Un autre dessin de Maratta à rapprocher de notre peinture nous est signalé par Jean-Claude Boyer, actuellement propriété d’une collection privée à Paris, sans que nous disposions de sa photographie.
A mentionner, l’intéressant rapprochement entre notre œuvre et le tableau de Maratta représentant Alphée et Aréthuse peint vers 1650 (fig. 3) (Christie’s, Londres, 04 décembre 2013, lot 171), plusieurs repentirs sont cités dans la notice du catalogue de la vente. Aussi une autre version postérieure par Maratta de Alphée et Aréthuse peinte vers 1655-70 (fig. 4) (Christie’s, New York, 20 janvier 2000, lot 35), l'on remarque qu’aucun dessin préparatoire à ces deux œuvres n’était alors connu de Stella Rudolph.

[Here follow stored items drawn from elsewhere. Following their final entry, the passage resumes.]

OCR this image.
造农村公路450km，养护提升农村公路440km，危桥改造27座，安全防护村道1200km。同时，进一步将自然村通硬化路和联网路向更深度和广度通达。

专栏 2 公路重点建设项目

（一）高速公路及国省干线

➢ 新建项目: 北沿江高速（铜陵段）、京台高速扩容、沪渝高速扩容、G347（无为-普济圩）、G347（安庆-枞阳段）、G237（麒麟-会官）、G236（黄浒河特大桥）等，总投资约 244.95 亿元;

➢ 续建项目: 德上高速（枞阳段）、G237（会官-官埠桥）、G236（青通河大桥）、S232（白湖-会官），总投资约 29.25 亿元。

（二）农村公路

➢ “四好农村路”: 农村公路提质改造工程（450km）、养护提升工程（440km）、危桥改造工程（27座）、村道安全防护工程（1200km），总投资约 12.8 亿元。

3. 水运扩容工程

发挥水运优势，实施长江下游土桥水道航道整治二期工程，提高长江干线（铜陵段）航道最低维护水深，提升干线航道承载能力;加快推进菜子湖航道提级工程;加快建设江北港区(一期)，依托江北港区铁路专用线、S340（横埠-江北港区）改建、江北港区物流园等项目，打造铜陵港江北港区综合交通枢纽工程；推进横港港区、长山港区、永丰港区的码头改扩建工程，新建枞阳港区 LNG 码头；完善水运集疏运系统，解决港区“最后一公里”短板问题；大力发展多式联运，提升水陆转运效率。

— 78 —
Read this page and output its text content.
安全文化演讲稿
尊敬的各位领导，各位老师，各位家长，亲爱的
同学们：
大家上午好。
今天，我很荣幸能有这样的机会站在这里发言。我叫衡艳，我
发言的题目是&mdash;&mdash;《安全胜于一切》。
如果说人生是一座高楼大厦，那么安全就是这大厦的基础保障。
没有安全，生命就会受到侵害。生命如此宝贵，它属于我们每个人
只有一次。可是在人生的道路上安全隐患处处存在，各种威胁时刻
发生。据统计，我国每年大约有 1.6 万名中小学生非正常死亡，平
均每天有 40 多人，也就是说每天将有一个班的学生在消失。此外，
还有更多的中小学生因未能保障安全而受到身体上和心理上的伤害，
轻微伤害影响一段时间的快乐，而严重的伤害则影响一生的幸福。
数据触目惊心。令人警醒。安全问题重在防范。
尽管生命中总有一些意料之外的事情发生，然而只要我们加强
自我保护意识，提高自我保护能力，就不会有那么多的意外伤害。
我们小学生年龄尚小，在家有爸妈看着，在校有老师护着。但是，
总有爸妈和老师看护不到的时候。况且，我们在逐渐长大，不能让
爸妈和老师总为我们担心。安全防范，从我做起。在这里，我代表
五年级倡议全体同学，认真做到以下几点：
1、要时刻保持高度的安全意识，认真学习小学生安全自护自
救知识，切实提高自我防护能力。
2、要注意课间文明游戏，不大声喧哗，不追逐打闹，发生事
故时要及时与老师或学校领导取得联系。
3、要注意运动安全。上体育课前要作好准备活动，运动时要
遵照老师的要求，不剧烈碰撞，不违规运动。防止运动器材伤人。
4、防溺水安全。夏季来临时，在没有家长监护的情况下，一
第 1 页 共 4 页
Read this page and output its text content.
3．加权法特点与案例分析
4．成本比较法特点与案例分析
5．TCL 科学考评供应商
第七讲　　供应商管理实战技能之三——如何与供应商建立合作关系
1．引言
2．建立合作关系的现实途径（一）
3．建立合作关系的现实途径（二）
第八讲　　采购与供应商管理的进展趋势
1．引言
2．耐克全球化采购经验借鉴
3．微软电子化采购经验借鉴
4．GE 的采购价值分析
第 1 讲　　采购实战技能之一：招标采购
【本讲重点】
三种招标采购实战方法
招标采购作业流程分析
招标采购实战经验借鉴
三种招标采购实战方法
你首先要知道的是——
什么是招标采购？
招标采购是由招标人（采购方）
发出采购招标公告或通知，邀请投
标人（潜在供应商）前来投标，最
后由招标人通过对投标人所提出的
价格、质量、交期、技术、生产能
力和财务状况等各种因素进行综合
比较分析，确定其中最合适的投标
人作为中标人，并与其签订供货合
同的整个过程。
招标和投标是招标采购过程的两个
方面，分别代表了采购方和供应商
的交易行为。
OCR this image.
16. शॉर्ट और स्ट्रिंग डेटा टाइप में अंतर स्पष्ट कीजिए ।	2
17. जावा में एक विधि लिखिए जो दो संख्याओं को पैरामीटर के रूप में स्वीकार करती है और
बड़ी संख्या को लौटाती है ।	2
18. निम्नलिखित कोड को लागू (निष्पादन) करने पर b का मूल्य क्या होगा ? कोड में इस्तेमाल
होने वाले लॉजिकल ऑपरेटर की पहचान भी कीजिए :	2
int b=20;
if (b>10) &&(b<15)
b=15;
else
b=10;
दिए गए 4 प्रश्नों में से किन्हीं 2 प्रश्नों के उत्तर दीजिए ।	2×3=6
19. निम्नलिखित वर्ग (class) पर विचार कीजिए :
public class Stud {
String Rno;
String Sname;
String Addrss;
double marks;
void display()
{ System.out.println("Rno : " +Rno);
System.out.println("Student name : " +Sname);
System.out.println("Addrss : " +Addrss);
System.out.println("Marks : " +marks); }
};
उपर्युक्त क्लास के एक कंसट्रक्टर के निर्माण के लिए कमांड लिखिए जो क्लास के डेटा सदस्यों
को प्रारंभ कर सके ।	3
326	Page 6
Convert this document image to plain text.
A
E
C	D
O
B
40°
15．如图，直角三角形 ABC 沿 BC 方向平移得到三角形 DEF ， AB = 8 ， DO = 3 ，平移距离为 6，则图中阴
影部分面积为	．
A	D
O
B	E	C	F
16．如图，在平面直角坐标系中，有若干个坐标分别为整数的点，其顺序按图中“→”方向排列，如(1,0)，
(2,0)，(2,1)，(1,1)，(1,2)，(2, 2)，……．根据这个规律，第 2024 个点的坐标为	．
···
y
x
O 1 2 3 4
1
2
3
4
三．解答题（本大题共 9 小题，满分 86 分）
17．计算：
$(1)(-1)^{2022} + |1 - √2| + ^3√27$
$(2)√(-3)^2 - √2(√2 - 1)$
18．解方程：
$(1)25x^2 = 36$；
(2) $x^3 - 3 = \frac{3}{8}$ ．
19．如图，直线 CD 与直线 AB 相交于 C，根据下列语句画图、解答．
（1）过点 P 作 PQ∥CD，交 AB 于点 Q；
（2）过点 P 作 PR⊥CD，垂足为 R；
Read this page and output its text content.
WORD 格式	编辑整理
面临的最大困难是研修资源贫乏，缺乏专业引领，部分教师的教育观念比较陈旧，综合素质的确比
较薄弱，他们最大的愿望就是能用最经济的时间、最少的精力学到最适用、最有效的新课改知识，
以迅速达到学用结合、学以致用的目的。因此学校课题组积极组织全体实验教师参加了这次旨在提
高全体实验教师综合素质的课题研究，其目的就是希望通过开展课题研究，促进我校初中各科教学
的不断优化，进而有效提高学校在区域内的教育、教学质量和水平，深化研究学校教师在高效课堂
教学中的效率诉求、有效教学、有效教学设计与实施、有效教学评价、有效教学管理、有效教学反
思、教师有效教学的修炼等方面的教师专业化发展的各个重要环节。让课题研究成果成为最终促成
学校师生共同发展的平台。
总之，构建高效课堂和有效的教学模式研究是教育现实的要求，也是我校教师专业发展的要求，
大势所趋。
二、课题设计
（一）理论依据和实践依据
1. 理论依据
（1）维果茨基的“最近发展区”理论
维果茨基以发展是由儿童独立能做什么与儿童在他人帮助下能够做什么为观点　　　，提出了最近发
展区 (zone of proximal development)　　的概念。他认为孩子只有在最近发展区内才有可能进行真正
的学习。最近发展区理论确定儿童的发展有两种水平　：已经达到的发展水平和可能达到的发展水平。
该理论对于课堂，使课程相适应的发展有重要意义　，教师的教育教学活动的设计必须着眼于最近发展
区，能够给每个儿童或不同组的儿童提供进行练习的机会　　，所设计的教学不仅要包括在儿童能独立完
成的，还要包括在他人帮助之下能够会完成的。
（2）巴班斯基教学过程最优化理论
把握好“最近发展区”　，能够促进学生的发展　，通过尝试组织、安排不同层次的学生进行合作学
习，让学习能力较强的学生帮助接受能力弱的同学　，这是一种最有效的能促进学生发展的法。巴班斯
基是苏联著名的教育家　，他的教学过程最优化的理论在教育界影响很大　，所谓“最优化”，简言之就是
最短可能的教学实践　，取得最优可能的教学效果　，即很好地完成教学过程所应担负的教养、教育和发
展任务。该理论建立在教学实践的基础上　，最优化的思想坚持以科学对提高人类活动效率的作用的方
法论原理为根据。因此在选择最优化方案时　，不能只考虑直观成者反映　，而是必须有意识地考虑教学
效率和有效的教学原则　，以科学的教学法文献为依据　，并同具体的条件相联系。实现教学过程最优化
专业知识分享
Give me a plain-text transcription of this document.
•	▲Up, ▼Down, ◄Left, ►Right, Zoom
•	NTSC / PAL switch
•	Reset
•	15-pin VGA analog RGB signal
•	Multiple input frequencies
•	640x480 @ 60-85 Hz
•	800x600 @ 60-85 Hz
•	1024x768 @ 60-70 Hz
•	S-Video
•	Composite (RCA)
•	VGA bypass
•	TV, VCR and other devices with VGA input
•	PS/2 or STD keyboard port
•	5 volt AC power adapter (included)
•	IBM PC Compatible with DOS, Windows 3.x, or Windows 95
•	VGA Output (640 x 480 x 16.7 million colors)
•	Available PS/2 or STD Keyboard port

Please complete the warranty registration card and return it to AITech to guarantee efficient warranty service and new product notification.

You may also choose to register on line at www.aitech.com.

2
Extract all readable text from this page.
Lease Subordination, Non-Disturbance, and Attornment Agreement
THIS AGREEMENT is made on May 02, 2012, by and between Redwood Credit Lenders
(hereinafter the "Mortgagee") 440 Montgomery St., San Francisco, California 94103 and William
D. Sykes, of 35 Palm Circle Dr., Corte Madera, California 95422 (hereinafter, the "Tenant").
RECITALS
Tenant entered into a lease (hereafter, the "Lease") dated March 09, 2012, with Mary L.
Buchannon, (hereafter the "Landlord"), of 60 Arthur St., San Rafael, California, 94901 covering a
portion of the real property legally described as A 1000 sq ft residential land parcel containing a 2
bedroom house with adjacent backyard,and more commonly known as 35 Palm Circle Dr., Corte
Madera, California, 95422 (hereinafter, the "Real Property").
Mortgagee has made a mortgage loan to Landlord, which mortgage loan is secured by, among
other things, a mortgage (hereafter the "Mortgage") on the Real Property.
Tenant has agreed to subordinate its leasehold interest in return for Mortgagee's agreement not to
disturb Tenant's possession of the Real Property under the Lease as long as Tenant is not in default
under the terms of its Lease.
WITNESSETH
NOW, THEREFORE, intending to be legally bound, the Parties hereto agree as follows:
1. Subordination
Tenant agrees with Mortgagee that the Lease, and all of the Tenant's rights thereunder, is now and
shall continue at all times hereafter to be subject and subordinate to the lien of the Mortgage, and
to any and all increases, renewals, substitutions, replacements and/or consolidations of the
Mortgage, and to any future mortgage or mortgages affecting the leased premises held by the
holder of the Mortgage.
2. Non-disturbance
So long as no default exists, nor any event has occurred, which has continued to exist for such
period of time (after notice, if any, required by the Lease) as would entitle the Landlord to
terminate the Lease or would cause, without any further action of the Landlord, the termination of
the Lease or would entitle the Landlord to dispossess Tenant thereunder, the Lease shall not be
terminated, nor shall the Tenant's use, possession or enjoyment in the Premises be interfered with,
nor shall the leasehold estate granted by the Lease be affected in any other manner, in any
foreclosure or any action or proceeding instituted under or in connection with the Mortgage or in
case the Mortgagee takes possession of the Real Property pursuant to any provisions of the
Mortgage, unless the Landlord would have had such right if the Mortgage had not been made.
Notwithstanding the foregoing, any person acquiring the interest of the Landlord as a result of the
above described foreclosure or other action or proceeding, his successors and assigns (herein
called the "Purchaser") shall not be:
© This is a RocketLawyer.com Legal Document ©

Plusieurs œuvres autographes de Chiari sont aussi à citer pour rapprochements :
- Giuseppe Bartolomeo CHIARI, Suzanne et les vieillards, vers 1700-1727, huile sur toile, 67,3 x 81,6 cm (26 1/2 x 32 1/8 in.), Walters Art Museum, Baltimore
- Giuseppe Bartolomeo CHIARI, Bethsabée au bain, huile sur toile, ovale, 135,9 x 97,8 cm (53 1/2 by 38 1/2 in.), Metropolitan Museum, New York
- Giuseppe Bartolomeo CHIARI, Le Triomphe de Galatée, huile sur toile, 67 x 81 cm (23 x 27½ in.), Christie’s, Londres, 07 juillet 2010, lot 230
Le rapprochement entre notre tableau et celui peint par Maratta en 1650 (fig. 3), en prenant en considération les aspects essentiellement stylistiques, oblige à une datation de notre peinture dans les années 1660-80, période ou Chiari fut le proche collaborateur du maître après y avoir intégré son atelier en 1666.